A panel of experts forecast global trends of the renewable energy market in the coming decades at the Brookings Institution in Washington on Thursday.

"China has very good resources, the cost of generating renewable resources, compared to anywhere else in the world, is basically the lowest in terms of wind and solar power, and that is really important for the market and system integration," said Michael Waldron, renewable energy market analyst at IEA.

"Hydro power is also a great help in facilitating the process for China. Because it is building huge amount of hydro power storage over the next decade which can improve the electricity storage technology," Waldron added.

The latest medium-term market report on renewable energy from IEA said China alone accounts for 40 percent of global renewable capacity growth, an amount triple the current total power capacity of the United Kingdom.

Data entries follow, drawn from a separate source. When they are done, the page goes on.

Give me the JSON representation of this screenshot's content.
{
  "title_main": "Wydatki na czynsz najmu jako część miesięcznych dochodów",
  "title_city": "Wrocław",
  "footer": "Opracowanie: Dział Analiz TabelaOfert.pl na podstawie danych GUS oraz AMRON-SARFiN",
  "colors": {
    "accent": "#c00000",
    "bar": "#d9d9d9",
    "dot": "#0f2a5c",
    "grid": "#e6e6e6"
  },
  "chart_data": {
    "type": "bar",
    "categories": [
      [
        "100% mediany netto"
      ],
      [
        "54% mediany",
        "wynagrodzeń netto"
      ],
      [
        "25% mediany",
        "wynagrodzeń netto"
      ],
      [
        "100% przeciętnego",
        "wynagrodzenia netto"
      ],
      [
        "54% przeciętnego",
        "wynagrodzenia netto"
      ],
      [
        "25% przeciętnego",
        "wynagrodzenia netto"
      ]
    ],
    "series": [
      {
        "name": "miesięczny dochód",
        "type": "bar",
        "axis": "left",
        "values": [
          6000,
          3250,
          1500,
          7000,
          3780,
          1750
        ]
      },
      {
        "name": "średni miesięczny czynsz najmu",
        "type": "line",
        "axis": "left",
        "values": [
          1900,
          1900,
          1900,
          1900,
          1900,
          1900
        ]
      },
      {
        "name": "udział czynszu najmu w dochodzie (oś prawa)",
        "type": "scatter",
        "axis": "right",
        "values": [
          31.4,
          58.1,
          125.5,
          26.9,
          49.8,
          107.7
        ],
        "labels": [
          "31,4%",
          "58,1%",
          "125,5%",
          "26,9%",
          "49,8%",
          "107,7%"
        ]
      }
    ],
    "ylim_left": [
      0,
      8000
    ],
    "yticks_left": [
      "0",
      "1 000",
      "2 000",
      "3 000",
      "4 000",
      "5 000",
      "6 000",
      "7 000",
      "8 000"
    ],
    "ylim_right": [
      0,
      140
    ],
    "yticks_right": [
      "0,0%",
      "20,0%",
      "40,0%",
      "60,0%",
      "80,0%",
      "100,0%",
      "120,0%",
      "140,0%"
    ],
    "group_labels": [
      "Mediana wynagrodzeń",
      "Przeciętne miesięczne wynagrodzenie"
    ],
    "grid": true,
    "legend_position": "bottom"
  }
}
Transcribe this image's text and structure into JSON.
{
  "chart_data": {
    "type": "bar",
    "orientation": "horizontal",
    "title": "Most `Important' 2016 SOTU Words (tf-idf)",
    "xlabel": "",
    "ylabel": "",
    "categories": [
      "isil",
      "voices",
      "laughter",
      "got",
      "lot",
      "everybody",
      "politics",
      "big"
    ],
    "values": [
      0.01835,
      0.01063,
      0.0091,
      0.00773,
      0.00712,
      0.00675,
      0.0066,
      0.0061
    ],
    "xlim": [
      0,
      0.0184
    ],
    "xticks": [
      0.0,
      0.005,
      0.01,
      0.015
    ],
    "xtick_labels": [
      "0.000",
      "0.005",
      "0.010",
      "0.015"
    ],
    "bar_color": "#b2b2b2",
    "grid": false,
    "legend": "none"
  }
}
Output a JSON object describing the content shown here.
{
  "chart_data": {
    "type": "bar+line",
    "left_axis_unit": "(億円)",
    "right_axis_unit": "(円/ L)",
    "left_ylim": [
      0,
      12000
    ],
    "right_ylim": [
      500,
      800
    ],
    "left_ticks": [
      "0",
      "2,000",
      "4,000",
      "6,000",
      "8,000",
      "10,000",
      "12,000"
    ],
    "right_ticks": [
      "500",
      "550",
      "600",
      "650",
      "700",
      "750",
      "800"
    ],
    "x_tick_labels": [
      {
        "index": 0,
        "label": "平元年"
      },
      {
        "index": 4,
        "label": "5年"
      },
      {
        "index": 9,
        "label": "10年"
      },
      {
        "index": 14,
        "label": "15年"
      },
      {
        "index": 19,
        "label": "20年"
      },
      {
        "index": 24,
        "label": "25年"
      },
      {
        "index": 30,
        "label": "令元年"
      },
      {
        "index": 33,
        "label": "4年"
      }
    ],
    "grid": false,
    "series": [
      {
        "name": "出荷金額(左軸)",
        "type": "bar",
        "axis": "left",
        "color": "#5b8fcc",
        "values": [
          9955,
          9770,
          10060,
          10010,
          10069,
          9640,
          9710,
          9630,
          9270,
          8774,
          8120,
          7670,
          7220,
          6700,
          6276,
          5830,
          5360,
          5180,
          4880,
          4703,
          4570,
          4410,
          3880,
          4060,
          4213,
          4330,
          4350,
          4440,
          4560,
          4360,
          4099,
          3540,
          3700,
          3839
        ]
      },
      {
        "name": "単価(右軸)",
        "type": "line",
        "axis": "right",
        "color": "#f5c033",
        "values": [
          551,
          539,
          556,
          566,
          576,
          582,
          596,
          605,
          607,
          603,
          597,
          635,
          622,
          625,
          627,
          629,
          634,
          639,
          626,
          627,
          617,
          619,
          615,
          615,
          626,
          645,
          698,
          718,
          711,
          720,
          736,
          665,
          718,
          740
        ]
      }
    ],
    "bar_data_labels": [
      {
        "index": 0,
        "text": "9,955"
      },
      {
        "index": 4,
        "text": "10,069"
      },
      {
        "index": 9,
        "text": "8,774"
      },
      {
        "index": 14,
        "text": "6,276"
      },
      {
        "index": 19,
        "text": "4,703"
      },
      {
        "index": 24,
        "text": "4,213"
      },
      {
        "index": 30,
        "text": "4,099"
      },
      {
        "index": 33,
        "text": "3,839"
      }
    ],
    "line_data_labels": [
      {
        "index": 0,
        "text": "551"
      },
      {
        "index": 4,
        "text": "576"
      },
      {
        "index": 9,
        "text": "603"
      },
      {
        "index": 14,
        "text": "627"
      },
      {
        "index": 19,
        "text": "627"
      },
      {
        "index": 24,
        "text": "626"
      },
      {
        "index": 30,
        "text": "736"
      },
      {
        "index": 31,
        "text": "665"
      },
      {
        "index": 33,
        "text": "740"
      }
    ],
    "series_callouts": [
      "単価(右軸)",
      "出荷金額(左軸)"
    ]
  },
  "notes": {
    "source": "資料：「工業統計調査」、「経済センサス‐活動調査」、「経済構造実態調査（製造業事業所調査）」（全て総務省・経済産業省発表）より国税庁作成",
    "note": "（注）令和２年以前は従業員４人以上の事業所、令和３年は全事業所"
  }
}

Robust expansion is expected in onshore wind, whose cumulative capacity more than doubles, and solar power, whose cumulative capacity almost quadruples. The annual growth of hydropower slows, but cumulative hydropower capacity growth is as large as the current total power capacity of Australia.

Waldron said a big step in the development of the renewable energy market was also taken recently when the Chinese president said they wanted to make renewable power a priorit, which encourages both institutional and regulatory reforms to integrate renewable energy into the power grid to decarbonize the sector.

Energy reform could be difficult in terms of transition from coal-based traditional energy industry to the renewable energy market, according to the senior fellow at the Energy Security and Climate Initiative at Brookings Institution.

"We are facing the conflict where renewable energy is introduced to the system threatening to push some of the coal out," Waldron said.

Pan Jialiang contributed to this story.